Bob Walters’ “Jump Fingers,” Gut Strings
In my last post I mentioned how I was hating the sound of my fiddle, and joked that maybe I needed yet another new kind of strings. Well, it turns out I did! My wife will laugh to read this, because it never lasts, but I’m now officially in love with Pirastro Wondertone gut strings. In this video I play Bob Walters’ “Jump Fingers” on my gut-strung fiddle, once at moderate speed and then once slow with some comments about style. At the beginning I show what the strings look like and say a little about how they’re different. Here’s a nice speedy version of Bob playing it with piano backup from R.P. Christesen, on Slippery Hill. And here’s his more stately version from The Champion, slowed-down and pitch corrected.
I bought the Wondertones after asking Bill Peterson to talk to Dwight Lamb about Bob Walters’ strings and getting this wonderful reply:
David, I went to visit Dwight yesterday and talked about gut strings. He said Bob used gut strings exclusively. Of course the E string was steel and he used a fine tuner on the E. The A was a plain (unwound) string and when you bought an A it was long enought to get 2 strings out of it. The D and G were wound gut strings, Dwight thought the D was wound with silver and the G aluminum, but I’m not sure about that. Dwight started out stringing his fiddle like Bob’s and used the Wondertone brand. Dwight switched to steel strings after he started playing a lot of fiddle contests that were outside and the weather was a problem with gut.

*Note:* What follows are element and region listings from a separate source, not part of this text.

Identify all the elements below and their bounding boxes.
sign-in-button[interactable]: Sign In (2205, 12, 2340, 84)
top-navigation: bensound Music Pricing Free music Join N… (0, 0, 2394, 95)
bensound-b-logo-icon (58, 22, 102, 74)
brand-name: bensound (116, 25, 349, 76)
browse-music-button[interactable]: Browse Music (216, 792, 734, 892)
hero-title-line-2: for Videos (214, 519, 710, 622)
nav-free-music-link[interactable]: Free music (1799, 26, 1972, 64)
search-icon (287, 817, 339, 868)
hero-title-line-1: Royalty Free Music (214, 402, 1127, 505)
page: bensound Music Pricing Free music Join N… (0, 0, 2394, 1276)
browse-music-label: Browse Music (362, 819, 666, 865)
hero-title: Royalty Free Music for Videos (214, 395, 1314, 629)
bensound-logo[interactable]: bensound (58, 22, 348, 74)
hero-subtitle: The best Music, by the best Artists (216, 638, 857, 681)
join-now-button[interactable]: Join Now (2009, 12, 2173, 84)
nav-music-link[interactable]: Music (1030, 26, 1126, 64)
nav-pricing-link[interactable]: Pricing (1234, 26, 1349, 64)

It blew my mind to read this, and it got me thinking, what if the almost universal use of metal strings among modern old-time fiddlers is keeping us from making discoveries about archaic old-time playing techniques? The research I’ve done suggests that gut strings would have been common up through the early 20th century, even though metal violin strings were probably available by the late 19th. David Kerr, of David Kerr Violins here in Portland, Oregon, tells me that Wondertones were simply what was available back then. (He also told me years ago that he didn’t see why old-time fiddlers didn’t try gut strings more often, if they really wanted to be “old-time.”) Steel strings existed, too, but there wasn’t much choice. Of course, not all fiddlers used store-bought strings—some adapted strings from other instruments or “non-musical sources” (love that phrase, which I got from this interesting thread on FiddleHangout about gut strings and old-time fiddle).
Sure, most of the old-time greats whose recordings we’ve learned from are probably playing on metal strings. But I wonder about, say, Alan Sisson, J.D. Harris, people like that. Or Bunt Stephens: the tone and the vibrato on his recordings really sound like gut strings to me. And what about the people they learned from? They almost certainly played on gut. So the techniques we hear in the first generation of recorded old-time fiddle could be said to have their roots in a gut-string style of playing.
One thing I found instantly is that the bow shake ornament has a whole different quality with gut strings. I’m surprised, but I actually find it easier and more subtle—and it sounds much more like Bob Walters’. The feel and sound of the strings are completely different from any synthetic strings I’ve ever tried.
When I first tried the Wondertones, a year or so ago, I didn’t feel like I could keep the attack from sounding scratchy. They’ve been languishing in my string graveyard ever since. A few weeks ago, though, at the end of my rope about my fiddle’s sound, I tried them again. They were exactly what my ears had been craving. And after a little experimenting with different bow pressures and rosin, the bowing clicked so that there was suddenly no scratching. I’m using Melos dark rosin, which they recommended at Kerr Violins. By the way, I got the strings from my local violin repair guy, but I can’t seem to find the exact set online. The closest one, Pirastro Wondertone Gold, seems to have a wound A.
I admit, I’ve got Helicores on my main fiddle currently. They’re definitely easier to play and louder, and they hold their tuning better. That’s the one I use for sessions or dances. But at home I find myself picking up the gut-strung fiddle as often as the other. There’s just something very warm and human about the sound and the feel, both under the fingers and under the bow. It’s easier for me to get lost in them. And making that little extra effort to get a good sound seems to help my playing overall. I should mention, I also play the bass viola da gamba, which has gut strings, so it feels familiar to me. But the bowing technique is completely different, so I don’t really think I had much of a head start.
Now to the tune. Here’s what Dwight says about “Jump Fingers” in the liner notes to The Champion. Reading between the lines, it seems to be a great example of Bob’s excellent policy of never saying anything bad about another fiddler:
34. Jump Fingers. “Bob got this from Jeffie Pounds who was a farmer over around Decatur. I met Jeffie just once at a fiddler contest and it was clear that at one time he’d been quite the fiddle player. Bob Christeson had a story that Jeffie had composed this piece and played it for Bob, who promptly reproduced it better than Jeffie had played it, which made old Jeffie rather mad. But I never heard that story from Bob himself, who just said that he had learned it from Jeffie.” Lonnie Robertson told Gordon McCann the same story about this tune (Lonnie plays it himself on his Rounder CD).